中国向け新作絵本〈第3弾〉を少し描き進めましたが、なかなか、はかどりません~~。(@_@)φ


9月30日

 私は、普段は結構大雑把な人間なのですが、こと「芸術・美術・絵画」となると、こだわりが強く、その生来の芸術家気質が災いするのか、時々、他者から誤解を受けやすいようです。多分、それが原因で、高校や大学や、大人になってからも、いじめ的・差別的な言動を受ける機会が何度もありました。自分のバランスの悪い性質が良くないのだろうとは思うのですが、今さら変えられる訳でもなし、理解していただける人を期待するしかないのです。
 普段はそのような差別的な人々を、きっと先方が間違っているのだろう・・・、となるべく受け流し、自身が身を引く事で、トラブルを回避してきました。大抵、その傾向の人間は、攻撃的で野心的でいながら、本当は気が弱い性格だったりします。そんな人とまともに対抗・対決する時間は、誠に無駄で、もったいないのです。それより、自身の創作に没頭している方が、よほど幸せだからです。
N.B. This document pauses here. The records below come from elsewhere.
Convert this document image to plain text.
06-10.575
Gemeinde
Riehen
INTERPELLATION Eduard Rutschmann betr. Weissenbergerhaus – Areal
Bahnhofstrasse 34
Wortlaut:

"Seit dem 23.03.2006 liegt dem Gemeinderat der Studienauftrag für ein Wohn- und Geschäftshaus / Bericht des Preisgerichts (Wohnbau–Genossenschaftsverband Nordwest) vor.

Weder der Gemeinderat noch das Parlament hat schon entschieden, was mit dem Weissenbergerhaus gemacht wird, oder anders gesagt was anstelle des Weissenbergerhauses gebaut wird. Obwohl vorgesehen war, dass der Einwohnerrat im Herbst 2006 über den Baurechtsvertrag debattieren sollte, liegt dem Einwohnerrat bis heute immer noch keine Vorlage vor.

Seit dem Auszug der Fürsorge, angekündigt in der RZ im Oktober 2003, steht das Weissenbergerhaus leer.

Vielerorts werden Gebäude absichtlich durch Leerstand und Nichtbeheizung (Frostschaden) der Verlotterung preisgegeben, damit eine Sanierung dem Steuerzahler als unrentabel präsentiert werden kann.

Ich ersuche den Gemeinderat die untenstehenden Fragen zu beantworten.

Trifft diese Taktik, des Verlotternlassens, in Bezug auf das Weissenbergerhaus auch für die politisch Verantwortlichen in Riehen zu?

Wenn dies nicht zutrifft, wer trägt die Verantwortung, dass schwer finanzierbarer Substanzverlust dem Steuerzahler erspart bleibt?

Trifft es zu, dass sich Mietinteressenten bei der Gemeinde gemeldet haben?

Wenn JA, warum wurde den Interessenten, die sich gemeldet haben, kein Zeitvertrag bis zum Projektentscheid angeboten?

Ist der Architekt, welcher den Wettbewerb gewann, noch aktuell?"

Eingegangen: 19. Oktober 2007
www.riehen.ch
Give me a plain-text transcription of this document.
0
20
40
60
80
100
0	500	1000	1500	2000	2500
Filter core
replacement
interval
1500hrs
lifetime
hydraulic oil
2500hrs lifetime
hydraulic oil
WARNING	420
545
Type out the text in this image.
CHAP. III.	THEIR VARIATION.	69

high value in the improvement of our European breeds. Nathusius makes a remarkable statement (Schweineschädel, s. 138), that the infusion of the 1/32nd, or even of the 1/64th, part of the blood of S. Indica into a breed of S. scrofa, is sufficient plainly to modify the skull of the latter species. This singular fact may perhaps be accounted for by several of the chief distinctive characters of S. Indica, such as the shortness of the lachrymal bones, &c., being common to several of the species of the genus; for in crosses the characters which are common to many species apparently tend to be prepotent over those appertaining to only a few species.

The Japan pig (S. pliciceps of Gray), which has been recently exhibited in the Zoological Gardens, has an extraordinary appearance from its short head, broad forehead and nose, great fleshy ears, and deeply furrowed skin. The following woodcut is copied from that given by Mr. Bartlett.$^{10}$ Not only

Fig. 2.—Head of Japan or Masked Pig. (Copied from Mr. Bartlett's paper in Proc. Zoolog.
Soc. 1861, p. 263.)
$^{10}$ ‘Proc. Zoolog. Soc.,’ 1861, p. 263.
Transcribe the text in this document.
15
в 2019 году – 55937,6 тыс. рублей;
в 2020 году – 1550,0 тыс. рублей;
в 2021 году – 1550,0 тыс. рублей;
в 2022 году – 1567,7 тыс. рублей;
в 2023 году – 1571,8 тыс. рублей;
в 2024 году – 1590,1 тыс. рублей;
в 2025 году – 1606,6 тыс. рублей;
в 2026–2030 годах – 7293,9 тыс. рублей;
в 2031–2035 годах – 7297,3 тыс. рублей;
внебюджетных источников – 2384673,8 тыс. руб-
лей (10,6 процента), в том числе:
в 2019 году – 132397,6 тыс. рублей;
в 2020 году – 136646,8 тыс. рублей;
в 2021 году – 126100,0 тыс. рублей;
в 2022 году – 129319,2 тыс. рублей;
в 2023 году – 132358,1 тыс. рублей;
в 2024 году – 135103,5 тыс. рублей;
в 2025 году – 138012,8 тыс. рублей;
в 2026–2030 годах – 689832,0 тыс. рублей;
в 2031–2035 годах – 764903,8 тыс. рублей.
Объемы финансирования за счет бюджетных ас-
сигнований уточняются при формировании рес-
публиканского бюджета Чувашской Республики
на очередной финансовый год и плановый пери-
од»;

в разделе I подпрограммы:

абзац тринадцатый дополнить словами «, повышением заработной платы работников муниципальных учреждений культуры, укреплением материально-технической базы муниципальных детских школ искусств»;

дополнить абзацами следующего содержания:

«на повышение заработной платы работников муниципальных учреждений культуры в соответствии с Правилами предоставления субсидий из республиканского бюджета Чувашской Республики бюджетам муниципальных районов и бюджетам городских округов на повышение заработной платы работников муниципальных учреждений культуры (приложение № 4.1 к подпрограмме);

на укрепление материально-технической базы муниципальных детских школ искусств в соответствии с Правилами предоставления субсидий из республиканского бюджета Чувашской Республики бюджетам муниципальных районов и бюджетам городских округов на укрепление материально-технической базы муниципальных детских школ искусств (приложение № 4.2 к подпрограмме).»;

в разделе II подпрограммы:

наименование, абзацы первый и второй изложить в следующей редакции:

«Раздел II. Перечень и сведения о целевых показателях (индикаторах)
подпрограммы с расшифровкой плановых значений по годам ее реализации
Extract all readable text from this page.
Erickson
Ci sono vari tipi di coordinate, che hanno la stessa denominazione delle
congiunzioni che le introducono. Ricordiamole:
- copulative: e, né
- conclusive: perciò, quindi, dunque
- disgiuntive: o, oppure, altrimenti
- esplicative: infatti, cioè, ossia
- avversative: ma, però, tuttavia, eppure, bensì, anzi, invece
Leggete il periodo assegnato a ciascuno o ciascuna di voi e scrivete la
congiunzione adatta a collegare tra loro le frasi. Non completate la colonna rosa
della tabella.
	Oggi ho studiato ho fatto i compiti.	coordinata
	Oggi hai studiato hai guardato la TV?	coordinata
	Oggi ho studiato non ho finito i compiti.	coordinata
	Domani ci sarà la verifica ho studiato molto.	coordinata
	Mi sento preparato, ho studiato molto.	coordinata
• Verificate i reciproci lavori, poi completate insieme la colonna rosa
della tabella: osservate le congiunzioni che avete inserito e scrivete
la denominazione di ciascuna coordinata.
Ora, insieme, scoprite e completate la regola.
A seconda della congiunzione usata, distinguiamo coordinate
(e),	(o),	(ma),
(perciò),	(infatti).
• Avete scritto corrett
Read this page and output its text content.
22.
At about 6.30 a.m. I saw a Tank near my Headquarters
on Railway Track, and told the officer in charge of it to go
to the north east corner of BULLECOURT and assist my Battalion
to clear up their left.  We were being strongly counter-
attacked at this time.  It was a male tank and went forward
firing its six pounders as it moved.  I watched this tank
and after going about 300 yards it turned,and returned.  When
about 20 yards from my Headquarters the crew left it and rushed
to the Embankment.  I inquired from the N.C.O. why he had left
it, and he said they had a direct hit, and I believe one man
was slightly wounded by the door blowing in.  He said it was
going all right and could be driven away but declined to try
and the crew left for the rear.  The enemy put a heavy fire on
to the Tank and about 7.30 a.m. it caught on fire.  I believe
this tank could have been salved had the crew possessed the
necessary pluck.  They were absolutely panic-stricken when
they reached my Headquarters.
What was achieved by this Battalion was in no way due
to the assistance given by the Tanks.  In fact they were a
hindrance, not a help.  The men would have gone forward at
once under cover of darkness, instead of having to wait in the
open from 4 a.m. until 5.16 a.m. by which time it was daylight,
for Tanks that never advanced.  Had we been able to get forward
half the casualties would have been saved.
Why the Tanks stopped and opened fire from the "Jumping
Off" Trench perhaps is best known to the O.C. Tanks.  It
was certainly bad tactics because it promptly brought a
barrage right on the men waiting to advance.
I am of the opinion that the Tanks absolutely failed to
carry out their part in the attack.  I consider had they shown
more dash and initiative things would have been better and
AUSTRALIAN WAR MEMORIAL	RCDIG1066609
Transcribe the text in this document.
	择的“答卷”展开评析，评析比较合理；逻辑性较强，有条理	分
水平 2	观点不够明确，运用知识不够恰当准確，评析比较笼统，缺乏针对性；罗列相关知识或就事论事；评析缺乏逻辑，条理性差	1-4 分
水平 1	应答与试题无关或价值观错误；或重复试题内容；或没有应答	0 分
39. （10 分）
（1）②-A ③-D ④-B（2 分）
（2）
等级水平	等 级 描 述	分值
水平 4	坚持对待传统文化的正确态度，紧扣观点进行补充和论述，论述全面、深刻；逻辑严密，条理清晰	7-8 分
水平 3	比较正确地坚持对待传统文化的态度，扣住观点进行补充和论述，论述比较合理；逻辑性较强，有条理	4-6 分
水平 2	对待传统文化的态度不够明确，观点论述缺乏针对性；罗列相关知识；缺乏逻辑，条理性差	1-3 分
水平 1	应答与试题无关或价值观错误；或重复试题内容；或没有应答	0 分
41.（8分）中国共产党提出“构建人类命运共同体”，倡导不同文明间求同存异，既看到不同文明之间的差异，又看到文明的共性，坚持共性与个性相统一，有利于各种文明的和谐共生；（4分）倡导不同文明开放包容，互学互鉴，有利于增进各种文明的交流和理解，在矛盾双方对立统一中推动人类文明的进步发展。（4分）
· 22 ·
 先日、心が酷く傷つき、著しく悩める出来事がありました。・・・多分、この10年・・・、いや、父親が亡くなった大学卒業の頃、以来かも知れませんが、最高に残念で、頭の中がこんがらがる出来事が起こりました。
 時に”真面目さ・頑なさ”は、何よりも鋭利な刃物になり得るのだと知りました。とにかく、恐ろしくて、さっぱり意味が分かりません・・・。いい加減な人ではない、生真面目な人ゆえ、そして信頼してきた人だけに、その刃のような、冷淡で、きつい言葉を、簡単に受け流す事もできないのです。
 「あなたは前とは変わった。心の中に悪いものがあるのか。そんな人では良い絵など描けない。・・・云々」という真摯過ぎる言葉は、私の絵描きとしての心を、いともたやすく、ズタズタに切り裂きました・・・。根っからの絵描きなど、元来、繊細なものなのです。私は自分自身を否定されても、何も思わない性格なのですが、我が子のような「作品」を、真面目に・完膚なきまでに、けなされる事だけは、耐えられないのです。愛おしい絵の中の生き物達が、可哀想で、可哀想で・・・。
 私は、「その人こそ、変わってしまったのだ。」「組織に守られた中だけは、自分の楽園でいたいのだ。」と思いたい・・・。そうでないと、本当に私が、そんな嫌な絵しか描けなくなったなら、生きている意味はないですから・・・。(それにしても、その人と私の付き合いは、数少ない仕事の打ち合わせの場だけであり、それも15年弱の期間ですので、変わったと言われる程、その人は私の真の姿を知らないのですが・・・。社会的には、実に失礼な発言とされるでしょうね。それでもなお、私は、その人が、かつて与えてくれたご恩には、心より感謝しているのです。)
 私はいつも素早く気を切り替えます。今回の出来事は頭の片隅で、一生忘れる事はできないかも知れません。ただ、作品で証明すべく、この後も、さらなる努力・研鑽を重ね、良い作品を描き続けるしか、その茨の画道しか、私には残されてはいないのです。


10月1日

 人は誰しも心の中に、良い部分と、悪い部分と、どちらでもない部分を持っています。人によって、時と場合によって、そのバランスが変化するのでしょう。自分の心の持ちようが良くない時には、写し鏡のように、相手の心も良くなく感じられる事もあるのでしょう。
  
「ゆく河の流れは絶えずして、しかも、もとの水にあらず・・・。」 森羅万象は移ろいます。常に同じである事は、あり得ないのです・・・。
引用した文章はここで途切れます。